The Chaplain was a well-nurtured person, who talked comfort out of a full stomach with the expansiveness which sometimes comes to clergy who live long amongst soldiers.
"I have come to say, my dear young lady, that I place myself entirely at your service. With your permission I will charge myself with all the sad and necessary duties. So sudden! So unexpected! How true that in the midst of life we are in death!"
There was more coin from the same mint, and then, the shaft of deadly lightning as before.
"It is perhaps the saddest fact of death in this Eastern climate that burial follows so closely after it.
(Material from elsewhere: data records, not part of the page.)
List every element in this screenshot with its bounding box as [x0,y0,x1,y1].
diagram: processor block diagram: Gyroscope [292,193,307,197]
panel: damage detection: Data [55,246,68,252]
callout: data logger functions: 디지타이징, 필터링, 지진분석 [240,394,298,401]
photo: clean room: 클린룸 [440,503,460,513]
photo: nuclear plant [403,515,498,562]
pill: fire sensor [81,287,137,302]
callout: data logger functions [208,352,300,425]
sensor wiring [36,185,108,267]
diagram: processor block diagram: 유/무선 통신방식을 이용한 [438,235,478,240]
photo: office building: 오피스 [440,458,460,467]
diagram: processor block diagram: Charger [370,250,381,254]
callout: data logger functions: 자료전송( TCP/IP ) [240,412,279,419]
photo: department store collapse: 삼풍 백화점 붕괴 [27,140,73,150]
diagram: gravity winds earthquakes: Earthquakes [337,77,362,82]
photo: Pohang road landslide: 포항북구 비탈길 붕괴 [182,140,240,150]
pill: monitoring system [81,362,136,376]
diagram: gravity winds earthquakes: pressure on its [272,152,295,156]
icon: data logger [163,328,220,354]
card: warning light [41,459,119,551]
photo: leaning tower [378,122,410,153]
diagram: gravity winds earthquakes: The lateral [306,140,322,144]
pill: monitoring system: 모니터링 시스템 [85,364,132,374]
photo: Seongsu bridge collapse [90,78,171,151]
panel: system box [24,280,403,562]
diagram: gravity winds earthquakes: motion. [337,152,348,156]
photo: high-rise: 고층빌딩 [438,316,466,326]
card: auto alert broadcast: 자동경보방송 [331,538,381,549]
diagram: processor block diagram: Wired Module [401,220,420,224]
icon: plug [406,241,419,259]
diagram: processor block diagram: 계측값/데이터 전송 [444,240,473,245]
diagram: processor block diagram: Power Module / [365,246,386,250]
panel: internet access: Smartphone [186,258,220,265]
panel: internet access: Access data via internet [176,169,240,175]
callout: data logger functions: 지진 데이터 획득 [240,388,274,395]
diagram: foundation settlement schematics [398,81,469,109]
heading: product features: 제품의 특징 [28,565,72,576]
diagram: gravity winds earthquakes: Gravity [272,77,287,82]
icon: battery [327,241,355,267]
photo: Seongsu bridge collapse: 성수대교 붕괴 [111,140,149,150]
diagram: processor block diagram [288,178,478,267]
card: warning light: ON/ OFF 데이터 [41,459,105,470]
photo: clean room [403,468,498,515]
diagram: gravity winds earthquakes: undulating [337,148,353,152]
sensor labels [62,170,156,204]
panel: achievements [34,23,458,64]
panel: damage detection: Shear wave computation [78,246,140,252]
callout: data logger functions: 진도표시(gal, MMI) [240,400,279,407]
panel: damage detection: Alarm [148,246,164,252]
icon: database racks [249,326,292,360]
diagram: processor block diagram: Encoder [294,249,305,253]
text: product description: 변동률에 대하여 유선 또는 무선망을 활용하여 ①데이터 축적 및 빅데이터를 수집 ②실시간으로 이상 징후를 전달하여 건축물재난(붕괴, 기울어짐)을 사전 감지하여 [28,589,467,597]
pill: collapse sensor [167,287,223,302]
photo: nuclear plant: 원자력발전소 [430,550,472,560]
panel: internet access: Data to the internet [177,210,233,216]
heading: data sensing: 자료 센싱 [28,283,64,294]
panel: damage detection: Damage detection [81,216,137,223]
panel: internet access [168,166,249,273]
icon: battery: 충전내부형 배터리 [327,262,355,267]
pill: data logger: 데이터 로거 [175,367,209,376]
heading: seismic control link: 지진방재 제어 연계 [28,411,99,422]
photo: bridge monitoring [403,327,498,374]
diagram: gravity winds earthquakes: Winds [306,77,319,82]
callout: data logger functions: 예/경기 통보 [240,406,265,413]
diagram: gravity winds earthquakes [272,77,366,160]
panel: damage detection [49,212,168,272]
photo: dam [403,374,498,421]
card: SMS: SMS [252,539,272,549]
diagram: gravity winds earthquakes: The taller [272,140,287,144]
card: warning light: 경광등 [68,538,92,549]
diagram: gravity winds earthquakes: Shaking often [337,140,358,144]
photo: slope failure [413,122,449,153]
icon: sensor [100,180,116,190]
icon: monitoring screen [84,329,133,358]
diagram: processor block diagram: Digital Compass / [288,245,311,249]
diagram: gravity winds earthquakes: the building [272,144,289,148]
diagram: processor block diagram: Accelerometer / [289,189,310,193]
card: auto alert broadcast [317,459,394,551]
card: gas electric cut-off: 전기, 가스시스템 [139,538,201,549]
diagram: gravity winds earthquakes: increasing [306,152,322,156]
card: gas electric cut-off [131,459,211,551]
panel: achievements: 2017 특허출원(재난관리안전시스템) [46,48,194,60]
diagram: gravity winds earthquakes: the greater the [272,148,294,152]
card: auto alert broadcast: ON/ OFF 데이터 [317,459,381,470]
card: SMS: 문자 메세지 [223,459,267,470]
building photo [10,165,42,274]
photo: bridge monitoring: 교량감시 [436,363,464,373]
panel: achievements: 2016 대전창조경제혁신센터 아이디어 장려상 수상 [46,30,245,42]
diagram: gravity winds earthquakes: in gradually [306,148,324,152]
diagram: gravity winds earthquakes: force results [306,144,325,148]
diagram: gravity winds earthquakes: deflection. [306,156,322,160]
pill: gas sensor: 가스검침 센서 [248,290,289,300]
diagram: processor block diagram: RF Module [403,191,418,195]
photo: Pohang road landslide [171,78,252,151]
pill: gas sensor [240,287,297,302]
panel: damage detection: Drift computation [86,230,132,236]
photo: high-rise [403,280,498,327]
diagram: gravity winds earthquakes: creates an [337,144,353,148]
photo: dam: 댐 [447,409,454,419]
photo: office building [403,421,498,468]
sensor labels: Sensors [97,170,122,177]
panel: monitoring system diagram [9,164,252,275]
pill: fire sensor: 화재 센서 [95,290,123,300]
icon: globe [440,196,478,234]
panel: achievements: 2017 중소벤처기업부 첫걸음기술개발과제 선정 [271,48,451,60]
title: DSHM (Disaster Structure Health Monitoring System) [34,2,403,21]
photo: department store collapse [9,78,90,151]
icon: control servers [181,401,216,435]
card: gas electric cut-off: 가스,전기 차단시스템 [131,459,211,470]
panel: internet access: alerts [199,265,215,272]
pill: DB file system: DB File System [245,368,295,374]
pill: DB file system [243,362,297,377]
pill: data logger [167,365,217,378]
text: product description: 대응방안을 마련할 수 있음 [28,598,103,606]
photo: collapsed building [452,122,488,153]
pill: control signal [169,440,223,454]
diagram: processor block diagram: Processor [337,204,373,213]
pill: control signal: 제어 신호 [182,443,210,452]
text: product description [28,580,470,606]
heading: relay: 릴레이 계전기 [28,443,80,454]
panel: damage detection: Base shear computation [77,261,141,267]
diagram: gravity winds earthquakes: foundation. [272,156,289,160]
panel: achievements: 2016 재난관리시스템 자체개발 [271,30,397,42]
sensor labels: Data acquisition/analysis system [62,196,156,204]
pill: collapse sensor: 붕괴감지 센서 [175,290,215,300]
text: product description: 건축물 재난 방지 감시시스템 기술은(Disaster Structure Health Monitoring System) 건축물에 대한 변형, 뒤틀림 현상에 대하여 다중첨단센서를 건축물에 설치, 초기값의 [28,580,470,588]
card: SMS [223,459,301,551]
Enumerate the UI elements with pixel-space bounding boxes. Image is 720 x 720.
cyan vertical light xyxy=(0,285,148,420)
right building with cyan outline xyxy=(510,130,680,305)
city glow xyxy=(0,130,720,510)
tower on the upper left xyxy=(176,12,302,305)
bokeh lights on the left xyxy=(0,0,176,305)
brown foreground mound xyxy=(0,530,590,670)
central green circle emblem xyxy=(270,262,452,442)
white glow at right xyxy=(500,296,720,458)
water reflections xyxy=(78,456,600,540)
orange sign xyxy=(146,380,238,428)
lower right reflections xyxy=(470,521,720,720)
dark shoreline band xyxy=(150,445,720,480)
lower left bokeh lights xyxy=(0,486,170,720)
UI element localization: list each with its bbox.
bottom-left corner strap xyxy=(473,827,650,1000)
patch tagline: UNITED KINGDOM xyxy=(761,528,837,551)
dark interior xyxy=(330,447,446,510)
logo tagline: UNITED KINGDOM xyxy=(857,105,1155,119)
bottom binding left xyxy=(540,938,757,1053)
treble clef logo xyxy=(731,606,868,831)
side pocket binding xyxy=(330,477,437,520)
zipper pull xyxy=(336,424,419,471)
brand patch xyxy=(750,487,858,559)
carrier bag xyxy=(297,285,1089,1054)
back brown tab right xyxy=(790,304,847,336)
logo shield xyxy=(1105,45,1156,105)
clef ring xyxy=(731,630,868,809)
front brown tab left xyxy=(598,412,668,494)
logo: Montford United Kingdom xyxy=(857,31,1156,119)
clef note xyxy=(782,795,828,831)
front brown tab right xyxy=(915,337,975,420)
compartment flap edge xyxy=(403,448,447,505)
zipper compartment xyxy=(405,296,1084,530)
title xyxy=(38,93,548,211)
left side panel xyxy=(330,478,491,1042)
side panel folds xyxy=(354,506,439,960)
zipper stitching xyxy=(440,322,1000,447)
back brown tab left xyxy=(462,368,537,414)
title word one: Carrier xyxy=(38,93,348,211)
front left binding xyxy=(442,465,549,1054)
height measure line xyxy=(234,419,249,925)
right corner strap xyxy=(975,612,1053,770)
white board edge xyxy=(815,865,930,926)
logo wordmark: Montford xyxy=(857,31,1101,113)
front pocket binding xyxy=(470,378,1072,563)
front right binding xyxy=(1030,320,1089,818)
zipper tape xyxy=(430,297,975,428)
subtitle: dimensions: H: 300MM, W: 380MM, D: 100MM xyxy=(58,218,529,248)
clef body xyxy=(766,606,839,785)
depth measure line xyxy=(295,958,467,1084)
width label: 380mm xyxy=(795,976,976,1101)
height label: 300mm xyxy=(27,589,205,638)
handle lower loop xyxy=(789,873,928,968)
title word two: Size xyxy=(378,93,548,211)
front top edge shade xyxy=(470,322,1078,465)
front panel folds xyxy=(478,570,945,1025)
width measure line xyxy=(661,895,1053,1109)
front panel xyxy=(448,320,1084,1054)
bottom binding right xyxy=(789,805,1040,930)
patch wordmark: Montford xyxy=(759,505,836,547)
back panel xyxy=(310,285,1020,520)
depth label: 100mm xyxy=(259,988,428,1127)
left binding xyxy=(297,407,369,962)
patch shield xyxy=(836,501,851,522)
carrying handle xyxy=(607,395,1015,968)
As there seems to be no sufficient reason to believe that the General's death has been due to any but natural causes, it will probably be to-morrow—I say it will probably——"
"Sufficient!" said Helena, and, with a new poison at her heart, she hurried away to her father's room.
She found the General where they had placed him, on his own bed and in his uniform. His eyes were now closed, his features were composed, and everything about him was suggestive of a peaceful end.
While she was standing in the gloomy, echoless chamber, the Consul-General came in and stood beside her. Though he faintly simulated his natural composure he was deeply shaken. For a moment he looked down at his dead friend in silence, while his eyelids blinked and his lips trembled. Then he took Helena's hand, and drawing her aside, he said—
"This is a blow to all of us, my child, but to you it is a great and terrible one."
She did not reply, but stood with her dry eyes looking straight before her.
"I have made strict inquiry, and I am satisfied—entirely satisfied—that your father died by the visitation of God."